Chinese counterfeits hurt Lafite
Some brands are finally beginning to fail in the Chinese market. The Lafite case is pretty typical. Enthusiastic pursuit towards Lafite in China began in the year 2000 and continued for the following 10 years as the price kept rising by 30% every year. Lafite became a sales legend in China but in July of 2011 , Lafite’s price started to fall. Looking into statistics, although its price experienced a small rebound, the overall decline was still more than 20% this year. What caused its recent failure? One is the existence of counterfeits on the Chinese market. Some media outlets reported that Lafite once produced 200,000 bottles of wine every year. Inexplicably however, the consumption of Chinese market was reported to be about 600,000 bottles a year. The other factor is sometimes inexplicable consumption behavior of Chinese consumers. A lack of knowledge of red wines resulted in a common perception of ”the higher the price, the better quality.” Among imported wines, the prices of once highly touted wines plummeted in recent years and some red wine prices dropped more than 40%.
Foreign Luxury Cars
The idea also applies to the Chinese luxury car market. The thought that “the more expensive the car, the more appealing” is common in the Chinese luxury car market. A survey by the market research institutions—HIS Automotive—shows that, in 2010, China’s consumption of high-end car was 727,227 cars with this year’s number expected to reach 909,946. On the 2011 Shanghai International Auto Show, luxury cars were the hottest products. Despite the startling prices, nearly all luxury cars got sold out in a short time. Within just a day, several customers requested to purchase a package priced at $150 million. Recently, Bugatti promoted a new luxury car under the cooperation with Hermès : Bugatti Veyron Fbgpar Hermès. The 24.5 million yuan luxury car was sold within two hours after its appearance on The Beijing Auto Show this year. The situation shows that in Chinese market, luxury cars should emphasis how to appeal to top customers instead of worrying about social awareness.

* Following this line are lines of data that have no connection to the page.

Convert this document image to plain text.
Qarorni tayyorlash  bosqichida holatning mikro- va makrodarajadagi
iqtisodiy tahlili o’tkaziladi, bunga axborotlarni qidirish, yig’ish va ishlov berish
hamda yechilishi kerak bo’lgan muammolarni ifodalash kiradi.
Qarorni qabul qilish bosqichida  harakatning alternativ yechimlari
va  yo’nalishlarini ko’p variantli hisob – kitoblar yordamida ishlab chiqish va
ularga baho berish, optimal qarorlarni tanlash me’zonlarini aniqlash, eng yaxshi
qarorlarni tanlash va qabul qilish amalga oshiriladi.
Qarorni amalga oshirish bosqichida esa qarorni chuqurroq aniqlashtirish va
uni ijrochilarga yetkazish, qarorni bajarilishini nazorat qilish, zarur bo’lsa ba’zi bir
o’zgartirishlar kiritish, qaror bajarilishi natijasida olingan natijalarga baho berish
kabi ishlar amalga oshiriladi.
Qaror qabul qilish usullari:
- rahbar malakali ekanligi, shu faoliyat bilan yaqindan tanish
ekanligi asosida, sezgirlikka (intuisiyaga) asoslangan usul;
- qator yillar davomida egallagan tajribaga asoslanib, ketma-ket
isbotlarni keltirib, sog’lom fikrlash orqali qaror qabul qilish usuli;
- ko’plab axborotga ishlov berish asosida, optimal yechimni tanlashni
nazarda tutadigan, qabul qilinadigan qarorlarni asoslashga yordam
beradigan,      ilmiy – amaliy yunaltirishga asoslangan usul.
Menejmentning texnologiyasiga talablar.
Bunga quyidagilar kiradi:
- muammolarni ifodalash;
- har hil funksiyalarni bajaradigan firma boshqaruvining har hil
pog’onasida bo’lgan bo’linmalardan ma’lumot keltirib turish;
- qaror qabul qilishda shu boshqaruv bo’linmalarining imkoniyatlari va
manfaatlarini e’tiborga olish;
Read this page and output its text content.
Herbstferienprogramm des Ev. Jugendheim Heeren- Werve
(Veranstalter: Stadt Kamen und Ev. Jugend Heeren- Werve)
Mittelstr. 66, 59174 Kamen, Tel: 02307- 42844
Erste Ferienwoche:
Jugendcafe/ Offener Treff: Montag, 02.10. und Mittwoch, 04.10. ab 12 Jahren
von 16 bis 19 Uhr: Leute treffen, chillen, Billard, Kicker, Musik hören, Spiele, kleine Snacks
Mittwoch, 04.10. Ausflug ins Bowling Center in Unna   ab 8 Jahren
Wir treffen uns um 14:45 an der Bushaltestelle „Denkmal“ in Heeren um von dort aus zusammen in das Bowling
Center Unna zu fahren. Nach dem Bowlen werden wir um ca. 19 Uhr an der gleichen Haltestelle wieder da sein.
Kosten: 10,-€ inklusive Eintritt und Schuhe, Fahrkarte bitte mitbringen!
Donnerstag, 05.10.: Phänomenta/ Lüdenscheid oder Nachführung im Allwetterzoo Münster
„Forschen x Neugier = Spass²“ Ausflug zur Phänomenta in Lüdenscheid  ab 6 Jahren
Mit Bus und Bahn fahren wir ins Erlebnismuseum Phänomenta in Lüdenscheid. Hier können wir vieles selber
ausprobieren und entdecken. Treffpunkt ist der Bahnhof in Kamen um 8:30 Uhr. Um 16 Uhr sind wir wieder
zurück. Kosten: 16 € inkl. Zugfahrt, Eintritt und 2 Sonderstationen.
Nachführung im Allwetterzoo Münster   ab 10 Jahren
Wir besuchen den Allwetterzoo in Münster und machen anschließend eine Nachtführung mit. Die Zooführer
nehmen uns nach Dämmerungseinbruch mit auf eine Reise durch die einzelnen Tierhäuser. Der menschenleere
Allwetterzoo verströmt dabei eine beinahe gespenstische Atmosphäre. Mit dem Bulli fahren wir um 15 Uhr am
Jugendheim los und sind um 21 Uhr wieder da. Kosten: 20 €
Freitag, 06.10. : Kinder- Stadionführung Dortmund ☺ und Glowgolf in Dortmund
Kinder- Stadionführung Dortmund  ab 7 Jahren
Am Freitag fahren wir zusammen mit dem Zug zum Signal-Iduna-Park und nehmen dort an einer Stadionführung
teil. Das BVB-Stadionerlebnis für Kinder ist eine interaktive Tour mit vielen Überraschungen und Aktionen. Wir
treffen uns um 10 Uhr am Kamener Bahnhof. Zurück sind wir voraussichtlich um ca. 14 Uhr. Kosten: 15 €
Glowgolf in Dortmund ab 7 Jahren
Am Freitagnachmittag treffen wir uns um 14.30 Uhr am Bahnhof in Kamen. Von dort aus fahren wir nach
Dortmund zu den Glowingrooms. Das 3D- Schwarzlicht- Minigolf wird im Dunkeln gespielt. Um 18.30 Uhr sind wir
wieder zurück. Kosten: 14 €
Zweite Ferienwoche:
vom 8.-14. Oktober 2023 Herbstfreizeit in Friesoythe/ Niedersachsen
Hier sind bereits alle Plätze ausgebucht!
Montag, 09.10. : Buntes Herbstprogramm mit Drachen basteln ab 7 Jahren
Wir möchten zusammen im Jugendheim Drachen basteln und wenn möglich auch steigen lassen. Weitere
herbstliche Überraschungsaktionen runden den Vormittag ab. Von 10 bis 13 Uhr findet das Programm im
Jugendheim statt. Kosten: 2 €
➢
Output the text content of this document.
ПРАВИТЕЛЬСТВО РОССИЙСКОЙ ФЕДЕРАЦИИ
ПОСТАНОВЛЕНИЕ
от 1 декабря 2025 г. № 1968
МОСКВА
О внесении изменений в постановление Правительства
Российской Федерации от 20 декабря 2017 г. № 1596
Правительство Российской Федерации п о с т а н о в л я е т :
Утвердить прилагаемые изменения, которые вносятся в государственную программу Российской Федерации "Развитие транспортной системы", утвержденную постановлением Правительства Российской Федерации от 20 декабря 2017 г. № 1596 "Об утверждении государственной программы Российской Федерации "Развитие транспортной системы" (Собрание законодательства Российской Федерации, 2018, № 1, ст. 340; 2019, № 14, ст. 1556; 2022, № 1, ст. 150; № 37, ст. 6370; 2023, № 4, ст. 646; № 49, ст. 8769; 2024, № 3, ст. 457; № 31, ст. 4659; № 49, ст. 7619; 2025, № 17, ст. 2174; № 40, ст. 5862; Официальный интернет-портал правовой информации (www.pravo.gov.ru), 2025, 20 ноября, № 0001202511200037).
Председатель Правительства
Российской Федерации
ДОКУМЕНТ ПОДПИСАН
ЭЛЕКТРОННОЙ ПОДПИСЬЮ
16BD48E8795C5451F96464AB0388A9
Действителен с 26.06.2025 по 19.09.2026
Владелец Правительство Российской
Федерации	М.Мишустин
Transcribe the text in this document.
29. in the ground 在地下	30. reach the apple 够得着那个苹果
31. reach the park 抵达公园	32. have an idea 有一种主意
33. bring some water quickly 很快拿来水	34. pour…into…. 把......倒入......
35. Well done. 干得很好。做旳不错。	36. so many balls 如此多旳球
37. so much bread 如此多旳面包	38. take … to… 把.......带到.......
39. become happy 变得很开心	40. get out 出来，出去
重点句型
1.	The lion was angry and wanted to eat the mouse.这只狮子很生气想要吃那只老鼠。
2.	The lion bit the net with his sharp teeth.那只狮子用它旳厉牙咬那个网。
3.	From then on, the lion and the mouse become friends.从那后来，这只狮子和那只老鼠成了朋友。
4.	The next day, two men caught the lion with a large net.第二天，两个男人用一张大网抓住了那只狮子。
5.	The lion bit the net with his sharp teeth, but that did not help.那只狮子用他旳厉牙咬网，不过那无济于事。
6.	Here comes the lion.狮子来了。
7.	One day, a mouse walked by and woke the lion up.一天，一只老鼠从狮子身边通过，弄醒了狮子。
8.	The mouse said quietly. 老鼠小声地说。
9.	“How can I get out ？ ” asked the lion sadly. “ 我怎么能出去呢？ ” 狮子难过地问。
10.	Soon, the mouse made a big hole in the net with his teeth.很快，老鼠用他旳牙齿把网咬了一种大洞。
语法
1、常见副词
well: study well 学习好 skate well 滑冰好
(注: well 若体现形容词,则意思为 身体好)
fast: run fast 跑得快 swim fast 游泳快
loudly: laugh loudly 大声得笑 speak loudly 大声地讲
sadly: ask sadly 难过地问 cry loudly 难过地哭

Finding a Chinese enterprises to purchase their brands is another way for luxury brands to enter Chinese market. Once facing bankruptcy, Italian yacht maker Ferretti Group has become the latest purchase by Chinese investors with a taste for luxury. However, this relationship comes with a challenge: preserving the brand’s mystique as financial backing is provided by owners from a country with little reputation for luxury. Ferretti’s new owner is China’s state-controlled Shandong Heavy Industry Group Co., whose businesses include making bulldozers.The solution is to focus on what each side knows best, says Lamberto Tacoli. At the same time, he said, the company is aware of Ferretti’s historical value and intends to preserve its Italian culture. ‘They know logistics very well, and we know how to sell yachts and a luxury lifestyle that people want,’ Mr. Tacoli said.